How to Get Pre-Approved for a Mortgage
Learn the step-by-step process to get mortgage pre-approval, what documents you need, and how it helps when house hunting.
- Check your credit score and gather financial documents. Pull your credit report from annualcreditreport.com and check your score through your bank or credit card company. Gather 2 years of tax returns, recent pay stubs, bank statements for all accounts, and documentation of any other income sources. Most lenders want to see a credit score of 620 or higher for conventional loans, though some programs accept lower scores.
- Calculate how much house you can afford. Use the 28/36 rule as a starting point: your monthly housing payment shouldn't exceed 28% of gross monthly income, and total monthly debt payments shouldn't exceed 36%. Include property taxes, insurance, and HOA fees in your housing calculation. This gives you a realistic target before lenders tell you their maximum.
- Shop around with multiple lenders. Apply with 3-5 different lenders within a 14-45 day window so credit inquiries count as one for scoring purposes. Compare banks, credit unions, and mortgage brokers. Each will run a hard credit check and review your documents to determine how much they'll lend and at what interest rate.

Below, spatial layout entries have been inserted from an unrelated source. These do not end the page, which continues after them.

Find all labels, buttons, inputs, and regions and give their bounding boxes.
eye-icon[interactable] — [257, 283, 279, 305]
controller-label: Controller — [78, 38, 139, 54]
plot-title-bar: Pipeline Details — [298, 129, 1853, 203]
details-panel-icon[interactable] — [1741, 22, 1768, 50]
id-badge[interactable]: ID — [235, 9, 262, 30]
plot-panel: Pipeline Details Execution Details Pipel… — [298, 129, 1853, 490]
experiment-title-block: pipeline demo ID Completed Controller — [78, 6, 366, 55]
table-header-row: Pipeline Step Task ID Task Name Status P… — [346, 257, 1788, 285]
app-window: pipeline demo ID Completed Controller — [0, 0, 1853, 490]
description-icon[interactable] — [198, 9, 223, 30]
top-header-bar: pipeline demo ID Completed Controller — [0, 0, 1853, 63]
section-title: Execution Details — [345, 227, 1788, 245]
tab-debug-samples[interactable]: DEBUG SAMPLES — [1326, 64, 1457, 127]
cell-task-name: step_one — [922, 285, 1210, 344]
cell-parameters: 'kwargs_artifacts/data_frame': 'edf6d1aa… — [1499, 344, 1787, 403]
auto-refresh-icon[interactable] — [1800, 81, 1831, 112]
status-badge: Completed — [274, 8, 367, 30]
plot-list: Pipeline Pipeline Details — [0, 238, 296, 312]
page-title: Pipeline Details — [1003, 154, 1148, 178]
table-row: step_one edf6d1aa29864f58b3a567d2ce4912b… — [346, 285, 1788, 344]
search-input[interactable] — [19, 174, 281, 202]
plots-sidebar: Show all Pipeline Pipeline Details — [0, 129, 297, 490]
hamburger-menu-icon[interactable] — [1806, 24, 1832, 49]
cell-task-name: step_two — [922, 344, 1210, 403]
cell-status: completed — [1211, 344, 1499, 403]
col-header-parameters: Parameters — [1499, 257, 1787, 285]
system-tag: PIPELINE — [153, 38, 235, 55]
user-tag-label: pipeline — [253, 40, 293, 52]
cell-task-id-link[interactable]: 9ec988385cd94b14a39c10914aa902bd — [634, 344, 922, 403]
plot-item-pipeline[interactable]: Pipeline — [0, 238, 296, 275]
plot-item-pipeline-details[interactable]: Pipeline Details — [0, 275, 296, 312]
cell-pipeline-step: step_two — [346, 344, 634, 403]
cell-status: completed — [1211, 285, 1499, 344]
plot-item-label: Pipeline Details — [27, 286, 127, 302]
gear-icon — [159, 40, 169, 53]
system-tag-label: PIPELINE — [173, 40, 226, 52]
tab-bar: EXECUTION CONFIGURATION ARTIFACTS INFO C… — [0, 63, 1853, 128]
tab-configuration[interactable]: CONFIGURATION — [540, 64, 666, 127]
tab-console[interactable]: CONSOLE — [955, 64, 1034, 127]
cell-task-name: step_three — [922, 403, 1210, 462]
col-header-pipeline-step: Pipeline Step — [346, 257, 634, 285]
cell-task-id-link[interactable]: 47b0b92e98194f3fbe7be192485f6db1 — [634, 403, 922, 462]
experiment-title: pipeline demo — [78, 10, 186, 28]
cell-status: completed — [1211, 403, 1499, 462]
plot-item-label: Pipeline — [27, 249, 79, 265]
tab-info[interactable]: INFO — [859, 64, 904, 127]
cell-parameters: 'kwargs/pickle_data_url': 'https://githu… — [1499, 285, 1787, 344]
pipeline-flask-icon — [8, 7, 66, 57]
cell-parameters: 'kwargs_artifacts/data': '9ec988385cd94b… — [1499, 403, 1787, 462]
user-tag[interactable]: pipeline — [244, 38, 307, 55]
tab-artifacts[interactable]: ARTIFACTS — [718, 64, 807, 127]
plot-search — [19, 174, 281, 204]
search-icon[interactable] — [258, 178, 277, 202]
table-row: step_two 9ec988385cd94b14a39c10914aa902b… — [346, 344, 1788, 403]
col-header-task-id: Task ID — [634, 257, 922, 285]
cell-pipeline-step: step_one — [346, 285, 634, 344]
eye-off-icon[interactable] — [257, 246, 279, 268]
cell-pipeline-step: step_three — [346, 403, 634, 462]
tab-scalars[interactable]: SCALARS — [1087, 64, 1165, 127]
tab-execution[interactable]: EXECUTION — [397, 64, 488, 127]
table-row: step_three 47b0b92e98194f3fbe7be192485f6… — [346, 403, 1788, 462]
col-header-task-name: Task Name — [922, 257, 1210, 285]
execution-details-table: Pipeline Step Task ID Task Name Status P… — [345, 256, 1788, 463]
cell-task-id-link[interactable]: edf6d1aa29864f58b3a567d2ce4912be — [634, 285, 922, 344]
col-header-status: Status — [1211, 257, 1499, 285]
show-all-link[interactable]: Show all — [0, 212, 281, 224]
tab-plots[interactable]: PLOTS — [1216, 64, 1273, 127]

- Submit your formal pre-approval application. Choose your preferred lender and complete their full application with all required documents. The lender will verify your employment, income, assets, and debts. This process typically takes 3-10 business days and results in a pre-approval letter stating the loan amount, estimated interest rate, and expiration date.
- Use your pre-approval letter strategically. Include the pre-approval letter with every offer you make on a home. It shows sellers you're a serious buyer with confirmed financing, making your offer more competitive. Remember that pre-approval letters typically expire after 60-90 days, and you'll need final approval after you're under contract.